Despite growing anger in the eastern part of Germany over the government's labor market reforms and social welfare cuts, Chancellor Schröder has said he will not avoid the region.
The chancellor didn't get a friendly reception in eastern Germany
In an interview with RTL television, Schröder on Thursday said opposition to his reforms he most likely would encourage him to "increase his political presence in the East rather than limit it."
During a visit to the eastern state of Brandenburg on Tuesday, a woman tried to throw an egg at Schröder and he was met by hundreds of other people who booed and whistled. The egg hit a TV camera and a secret service agent.
Anger over the government’s welfare cuts is especially strong in eastern Germany because the majority of the 3 million people who are affected by them live there. The new measures include stiff means-testing and deep cuts in monthly benefit payments for the long-term unemployed.
Brandenburg's Interior Minister Jörg Schönbohm said on Friday that Schröder should avoid further forays into the region. "For social calm it would now be better if Chancellor Schröder avoided the eastern states for the time being," Schönbohm told the BZ newspaper.
But Schöder said instead there would simply be increased security at his appearances. "Everybody will understand that there are some risks that some people could use in a really bad way have to be avoided," he said, adding violent protests were leading to "the destruction of a political culture and nobody really wants that."
Monday protests continue
Some 80,000 protesters took to the streets on Monday evening in mass rallies against Chancellor Gerhard Schröder’s welfare reforms throughout Germany.
It was the third wave of so-called "Monday Demonstrations," a term used by Eastern Germans during their protests in 1989 that toppled communism in the region and paved the way for German unification. Curiously enough, the protests in the east this time are directed against a democratically elected government and it’s the former communists of the leftist PDS party that stands to profit most in coming state elections in September.
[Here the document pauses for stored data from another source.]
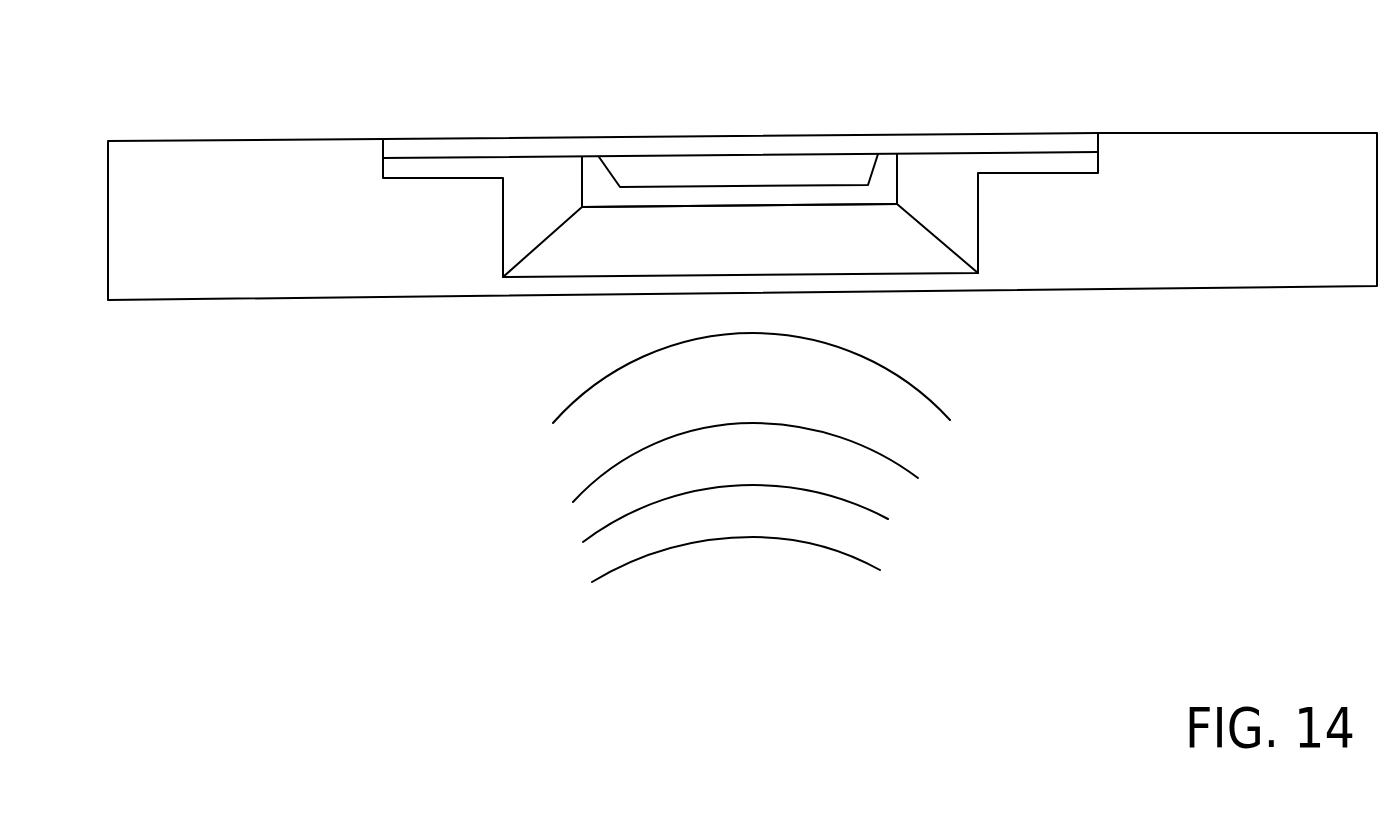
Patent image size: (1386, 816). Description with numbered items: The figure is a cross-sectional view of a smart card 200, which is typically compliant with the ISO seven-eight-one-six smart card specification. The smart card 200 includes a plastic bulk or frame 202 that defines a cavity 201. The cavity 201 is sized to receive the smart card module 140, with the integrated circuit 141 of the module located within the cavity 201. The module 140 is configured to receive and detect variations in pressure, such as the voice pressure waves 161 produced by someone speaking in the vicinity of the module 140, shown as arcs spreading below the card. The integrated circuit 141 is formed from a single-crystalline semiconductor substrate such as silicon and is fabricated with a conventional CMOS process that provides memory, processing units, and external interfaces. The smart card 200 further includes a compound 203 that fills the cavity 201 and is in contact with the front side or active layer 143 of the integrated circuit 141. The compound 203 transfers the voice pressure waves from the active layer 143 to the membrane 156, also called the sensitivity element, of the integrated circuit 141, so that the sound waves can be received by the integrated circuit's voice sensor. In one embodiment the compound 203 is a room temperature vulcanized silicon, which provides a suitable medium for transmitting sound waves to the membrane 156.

The smart card module 140 is at (715, 128).
The integrated circuit 141 is at (580, 199).
The active layer 143 is at (608, 208).
The membrane 156 is at (701, 197).
The voice pressure waves 161 is at (773, 538).
The smart card 200 is at (347, 375).
The cavity 201 is at (955, 206).
The frame 202 is at (168, 290).
The compound 203 is at (757, 258).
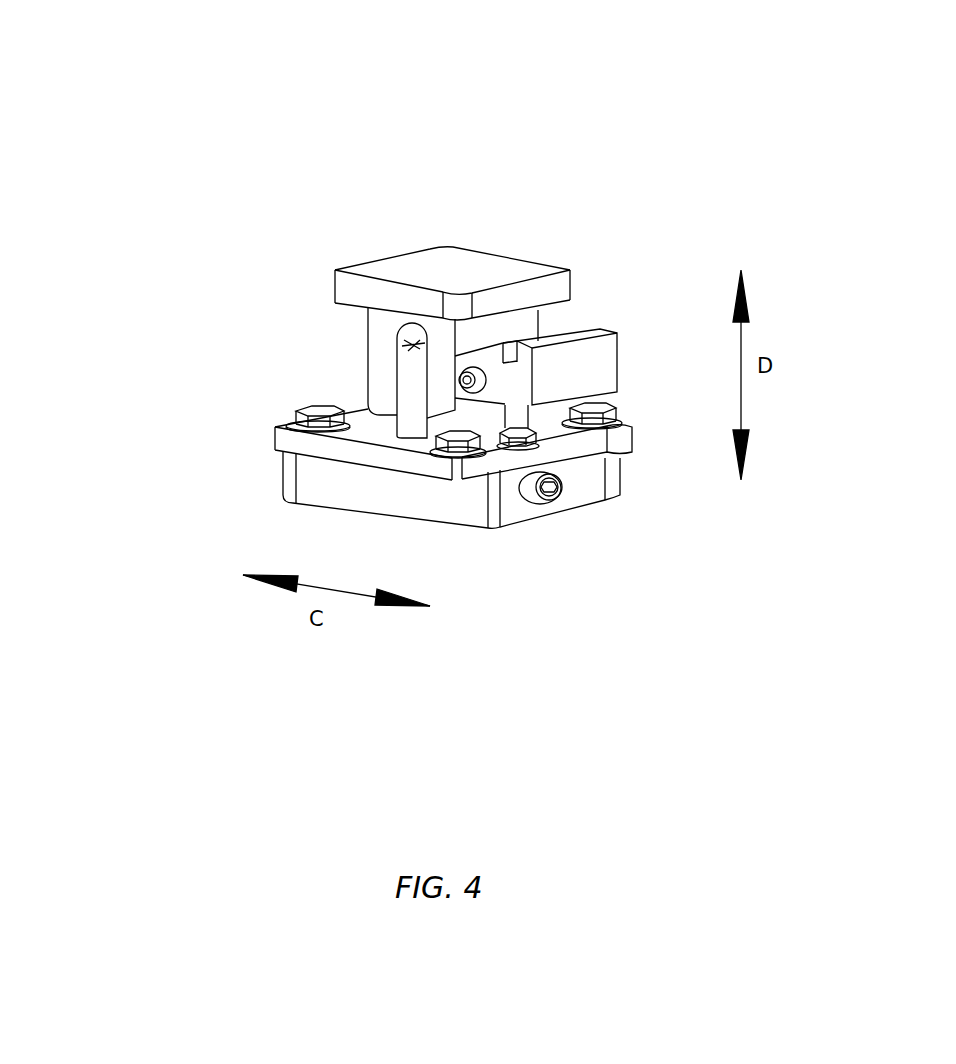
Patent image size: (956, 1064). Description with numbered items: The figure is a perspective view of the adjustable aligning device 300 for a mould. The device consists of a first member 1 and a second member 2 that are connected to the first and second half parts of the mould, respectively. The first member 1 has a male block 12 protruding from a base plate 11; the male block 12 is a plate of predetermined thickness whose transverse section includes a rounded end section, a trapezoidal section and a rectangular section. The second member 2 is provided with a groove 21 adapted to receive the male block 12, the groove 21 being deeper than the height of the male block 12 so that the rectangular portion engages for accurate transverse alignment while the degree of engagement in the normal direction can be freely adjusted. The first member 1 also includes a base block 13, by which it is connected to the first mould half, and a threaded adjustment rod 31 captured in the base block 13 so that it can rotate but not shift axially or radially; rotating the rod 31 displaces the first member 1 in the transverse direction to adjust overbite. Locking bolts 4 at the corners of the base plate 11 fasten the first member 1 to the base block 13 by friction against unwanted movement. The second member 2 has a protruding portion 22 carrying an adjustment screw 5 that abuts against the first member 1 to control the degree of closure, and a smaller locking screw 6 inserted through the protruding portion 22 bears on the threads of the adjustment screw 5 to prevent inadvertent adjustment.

The aligning device 300 is at (648, 127).
The first member 1 is at (339, 490).
The base plate 11 is at (322, 455).
The male block 12 is at (410, 413).
The base block 13 is at (387, 500).
The second member 2 is at (393, 300).
The groove 21 is at (430, 352).
The protruding portion 22 is at (577, 370).
The locking bolts 4 is at (470, 460).
The adjustment screw 5 is at (503, 432).
The locking screw 6 is at (452, 378).
The threaded adjustment rod 31 is at (545, 500).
Although Schröder's Social Democrats continue to get hammered in local elections and wallow near all-time lows in national opinion polls, he said he remained confident that his center-left coalition with the Greens would be re-elected in 2006. Schröder said public attitudes toward his reforms would turn once Germans saw the economic benefits.
"People will eventually understand the reform process and we will gain recognition for that," Schröder told RTL.